Existem laços históricos antigos entre a Índia e o Irã, e hoje o biryani é preparado no Irã usando arroz indiano. O Irã é o maior importador de arroz da Índia, comprando em média de 800 mil a 1 milhão de toneladas métricas de arroz basmati por ano. O volume desse comércio é estimado em cerca de 90 bilhões de rúpias.
Apesar das tensões no Oriente Médio e das interrupções no fornecimento, a Índia permanece como a principal fonte de suprimento de arroz para o Irã. Uma parte significativa do consumo total de arroz no Irã depende de importações, sendo que o arroz basmati indiano desempenha um papel fundamental nisso. No entanto, recentemente, a atividade comercial entre os dois países tem sido afetada por problemas de segurança marítima, aumento das tarifas de frete e questões de pagamento.
De acordo com dados aproximados dos últimos anos, os volumes de fornecimento foram os seguintes: em 2021-22, cerca de 9,9 lakh de toneladas métricas; em 2022-23, cerca de 8,6 lakh de toneladas métricas; em 2023-24, cerca de 7,5 lakh de toneladas métricas; e em 2024-25, cerca de 8,0 lakh de toneladas métricas.

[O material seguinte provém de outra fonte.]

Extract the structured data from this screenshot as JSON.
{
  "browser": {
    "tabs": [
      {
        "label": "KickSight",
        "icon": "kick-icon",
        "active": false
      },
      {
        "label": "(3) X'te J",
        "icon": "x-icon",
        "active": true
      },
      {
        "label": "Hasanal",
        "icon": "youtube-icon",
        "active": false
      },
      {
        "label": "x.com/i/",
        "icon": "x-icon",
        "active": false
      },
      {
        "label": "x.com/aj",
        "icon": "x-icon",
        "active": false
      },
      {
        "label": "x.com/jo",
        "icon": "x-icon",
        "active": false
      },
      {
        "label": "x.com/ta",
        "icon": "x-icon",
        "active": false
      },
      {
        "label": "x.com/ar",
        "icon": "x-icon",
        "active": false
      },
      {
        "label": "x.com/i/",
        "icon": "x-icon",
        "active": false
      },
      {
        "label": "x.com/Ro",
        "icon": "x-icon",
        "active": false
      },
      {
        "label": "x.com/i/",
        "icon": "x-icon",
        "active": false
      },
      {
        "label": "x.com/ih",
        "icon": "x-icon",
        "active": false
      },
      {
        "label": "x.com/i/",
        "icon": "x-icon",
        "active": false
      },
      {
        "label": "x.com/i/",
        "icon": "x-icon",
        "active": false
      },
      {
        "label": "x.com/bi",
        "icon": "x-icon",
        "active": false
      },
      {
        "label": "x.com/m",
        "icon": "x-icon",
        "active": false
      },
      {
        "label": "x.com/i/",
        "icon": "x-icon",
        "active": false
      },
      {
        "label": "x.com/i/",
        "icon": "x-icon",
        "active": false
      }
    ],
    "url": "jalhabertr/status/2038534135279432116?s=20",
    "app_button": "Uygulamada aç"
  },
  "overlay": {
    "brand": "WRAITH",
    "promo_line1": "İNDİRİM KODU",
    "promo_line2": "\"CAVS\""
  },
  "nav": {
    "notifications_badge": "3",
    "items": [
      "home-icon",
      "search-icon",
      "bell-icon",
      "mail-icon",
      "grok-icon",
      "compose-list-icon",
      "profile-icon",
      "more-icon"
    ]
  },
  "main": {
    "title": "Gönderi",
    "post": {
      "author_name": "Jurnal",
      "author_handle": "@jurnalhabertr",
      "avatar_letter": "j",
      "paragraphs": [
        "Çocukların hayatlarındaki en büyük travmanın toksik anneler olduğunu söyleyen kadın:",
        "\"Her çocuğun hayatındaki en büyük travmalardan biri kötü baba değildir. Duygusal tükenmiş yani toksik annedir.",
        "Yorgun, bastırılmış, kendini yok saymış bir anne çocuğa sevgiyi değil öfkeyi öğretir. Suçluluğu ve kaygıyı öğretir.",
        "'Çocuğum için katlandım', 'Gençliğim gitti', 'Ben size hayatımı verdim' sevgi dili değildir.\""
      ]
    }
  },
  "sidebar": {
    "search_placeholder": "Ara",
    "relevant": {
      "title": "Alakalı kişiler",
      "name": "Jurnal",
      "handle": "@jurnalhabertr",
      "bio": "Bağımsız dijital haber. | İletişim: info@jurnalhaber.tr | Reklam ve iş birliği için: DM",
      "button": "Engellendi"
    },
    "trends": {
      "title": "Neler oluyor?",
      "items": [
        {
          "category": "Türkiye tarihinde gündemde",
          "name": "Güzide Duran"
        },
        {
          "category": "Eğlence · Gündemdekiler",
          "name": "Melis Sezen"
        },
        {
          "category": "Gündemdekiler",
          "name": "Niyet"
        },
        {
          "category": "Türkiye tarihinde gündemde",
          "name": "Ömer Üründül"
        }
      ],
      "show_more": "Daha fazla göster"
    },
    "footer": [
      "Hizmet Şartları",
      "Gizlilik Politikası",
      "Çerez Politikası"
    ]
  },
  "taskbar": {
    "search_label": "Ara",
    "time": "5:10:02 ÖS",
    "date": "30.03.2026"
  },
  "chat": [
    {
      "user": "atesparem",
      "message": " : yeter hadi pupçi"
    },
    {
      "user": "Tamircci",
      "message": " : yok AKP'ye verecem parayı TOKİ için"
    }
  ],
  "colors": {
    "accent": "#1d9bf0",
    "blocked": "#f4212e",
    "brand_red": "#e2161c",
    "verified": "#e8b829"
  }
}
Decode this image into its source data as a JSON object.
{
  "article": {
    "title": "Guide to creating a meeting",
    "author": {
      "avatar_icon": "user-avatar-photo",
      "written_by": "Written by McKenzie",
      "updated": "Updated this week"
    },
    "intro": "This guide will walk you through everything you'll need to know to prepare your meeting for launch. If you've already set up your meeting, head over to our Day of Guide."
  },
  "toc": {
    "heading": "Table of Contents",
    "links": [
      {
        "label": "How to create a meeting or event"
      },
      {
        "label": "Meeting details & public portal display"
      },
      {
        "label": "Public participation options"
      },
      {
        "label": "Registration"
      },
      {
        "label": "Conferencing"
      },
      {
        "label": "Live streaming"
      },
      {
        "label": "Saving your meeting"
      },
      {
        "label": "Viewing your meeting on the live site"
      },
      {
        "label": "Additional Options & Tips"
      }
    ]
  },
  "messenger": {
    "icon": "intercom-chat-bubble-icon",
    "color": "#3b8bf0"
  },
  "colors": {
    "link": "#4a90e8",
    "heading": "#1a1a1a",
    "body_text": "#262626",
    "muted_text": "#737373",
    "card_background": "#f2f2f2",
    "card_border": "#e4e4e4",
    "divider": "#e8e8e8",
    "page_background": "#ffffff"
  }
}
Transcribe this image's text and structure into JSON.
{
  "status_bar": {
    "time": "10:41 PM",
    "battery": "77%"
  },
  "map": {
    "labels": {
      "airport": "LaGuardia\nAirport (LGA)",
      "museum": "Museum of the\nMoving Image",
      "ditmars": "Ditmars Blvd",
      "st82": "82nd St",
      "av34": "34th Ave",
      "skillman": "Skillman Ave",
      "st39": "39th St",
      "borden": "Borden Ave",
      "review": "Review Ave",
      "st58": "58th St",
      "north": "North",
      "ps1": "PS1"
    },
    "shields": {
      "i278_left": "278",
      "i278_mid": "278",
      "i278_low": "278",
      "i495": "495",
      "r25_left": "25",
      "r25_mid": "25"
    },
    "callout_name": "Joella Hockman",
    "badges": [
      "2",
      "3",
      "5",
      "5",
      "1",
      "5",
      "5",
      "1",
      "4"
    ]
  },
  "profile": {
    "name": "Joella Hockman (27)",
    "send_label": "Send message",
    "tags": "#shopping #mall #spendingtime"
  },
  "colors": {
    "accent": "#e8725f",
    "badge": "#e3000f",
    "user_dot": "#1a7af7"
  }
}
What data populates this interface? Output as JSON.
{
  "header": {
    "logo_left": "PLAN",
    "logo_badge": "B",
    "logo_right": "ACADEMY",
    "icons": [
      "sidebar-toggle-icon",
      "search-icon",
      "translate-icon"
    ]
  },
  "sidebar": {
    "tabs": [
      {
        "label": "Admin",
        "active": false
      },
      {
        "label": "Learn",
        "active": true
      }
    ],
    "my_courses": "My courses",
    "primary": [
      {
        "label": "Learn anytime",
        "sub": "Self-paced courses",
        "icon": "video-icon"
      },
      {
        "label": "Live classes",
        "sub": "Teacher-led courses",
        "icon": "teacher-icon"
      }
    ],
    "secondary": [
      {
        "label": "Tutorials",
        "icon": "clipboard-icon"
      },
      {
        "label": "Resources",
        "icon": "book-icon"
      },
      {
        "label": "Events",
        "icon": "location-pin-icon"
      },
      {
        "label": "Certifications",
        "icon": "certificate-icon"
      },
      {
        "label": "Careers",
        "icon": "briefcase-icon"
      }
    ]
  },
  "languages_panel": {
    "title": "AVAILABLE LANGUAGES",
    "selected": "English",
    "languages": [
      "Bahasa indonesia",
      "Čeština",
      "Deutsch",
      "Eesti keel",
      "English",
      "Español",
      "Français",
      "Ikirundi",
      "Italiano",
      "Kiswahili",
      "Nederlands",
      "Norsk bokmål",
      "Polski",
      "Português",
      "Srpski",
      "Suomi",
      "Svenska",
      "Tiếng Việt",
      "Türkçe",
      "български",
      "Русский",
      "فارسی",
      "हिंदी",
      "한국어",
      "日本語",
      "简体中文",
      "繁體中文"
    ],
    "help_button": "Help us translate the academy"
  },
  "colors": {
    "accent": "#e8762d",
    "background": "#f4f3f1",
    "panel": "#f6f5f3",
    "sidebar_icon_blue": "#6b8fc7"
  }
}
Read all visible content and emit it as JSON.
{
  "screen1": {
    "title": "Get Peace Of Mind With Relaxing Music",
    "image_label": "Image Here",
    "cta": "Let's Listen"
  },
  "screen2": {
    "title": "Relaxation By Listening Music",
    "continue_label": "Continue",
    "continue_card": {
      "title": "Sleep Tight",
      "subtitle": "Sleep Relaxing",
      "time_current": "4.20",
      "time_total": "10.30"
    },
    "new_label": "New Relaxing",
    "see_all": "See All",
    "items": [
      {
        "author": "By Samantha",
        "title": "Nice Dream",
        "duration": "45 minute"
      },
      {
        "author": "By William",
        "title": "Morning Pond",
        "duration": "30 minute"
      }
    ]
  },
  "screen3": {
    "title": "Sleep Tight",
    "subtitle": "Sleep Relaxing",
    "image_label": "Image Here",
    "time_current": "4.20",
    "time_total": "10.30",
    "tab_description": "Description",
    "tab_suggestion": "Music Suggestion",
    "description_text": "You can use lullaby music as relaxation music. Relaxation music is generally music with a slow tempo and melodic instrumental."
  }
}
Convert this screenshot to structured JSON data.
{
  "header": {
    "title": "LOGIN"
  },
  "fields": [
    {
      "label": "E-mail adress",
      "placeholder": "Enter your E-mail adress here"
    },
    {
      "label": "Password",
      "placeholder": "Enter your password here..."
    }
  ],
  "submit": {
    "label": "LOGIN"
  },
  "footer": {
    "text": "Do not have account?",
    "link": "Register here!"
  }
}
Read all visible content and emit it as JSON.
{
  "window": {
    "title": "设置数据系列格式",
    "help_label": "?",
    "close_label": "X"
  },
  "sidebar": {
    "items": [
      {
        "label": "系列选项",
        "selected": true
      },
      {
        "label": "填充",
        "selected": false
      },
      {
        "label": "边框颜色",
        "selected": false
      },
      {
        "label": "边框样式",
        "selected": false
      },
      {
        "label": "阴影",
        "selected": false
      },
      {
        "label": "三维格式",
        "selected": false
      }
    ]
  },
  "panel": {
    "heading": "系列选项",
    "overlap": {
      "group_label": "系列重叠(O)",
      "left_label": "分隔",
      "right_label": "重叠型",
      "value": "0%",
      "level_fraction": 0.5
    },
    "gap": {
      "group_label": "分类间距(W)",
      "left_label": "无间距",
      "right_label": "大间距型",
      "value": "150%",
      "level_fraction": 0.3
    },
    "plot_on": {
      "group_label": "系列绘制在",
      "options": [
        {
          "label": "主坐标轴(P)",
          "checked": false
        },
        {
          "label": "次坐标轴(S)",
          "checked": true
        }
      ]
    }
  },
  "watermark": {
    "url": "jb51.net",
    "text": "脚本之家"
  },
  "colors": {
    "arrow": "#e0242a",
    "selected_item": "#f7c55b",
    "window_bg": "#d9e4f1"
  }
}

Embora o Irã produza seu próprio arroz, a produção local é relativamente pequena e cara. Portanto, para grandes banquetes, restaurantes e na culinária iraniana, o arroz basmati indiano variedade 1121 é amplamente utilizado. Este arroz é considerado ideal para a culinária iraniana devido aos seus grãos longos, aroma e propriedade de não grudar após o cozimento.
Em termos comerciais, o Irã importa milhões de toneladas de arroz anualmente, sendo que a maior parte vem da Índia. Além da Índia, o Irã importa arroz da Paquistão, Tailândia e Vietnã. No entanto, em termos de qualidade e preferência, o arroz indiano lidera. A recente tensão militar na Ásia Ocidental e seu impacto no tráfego marítimo no Mar Vermelho e no Estreito de Ormuz afetaram este comércio.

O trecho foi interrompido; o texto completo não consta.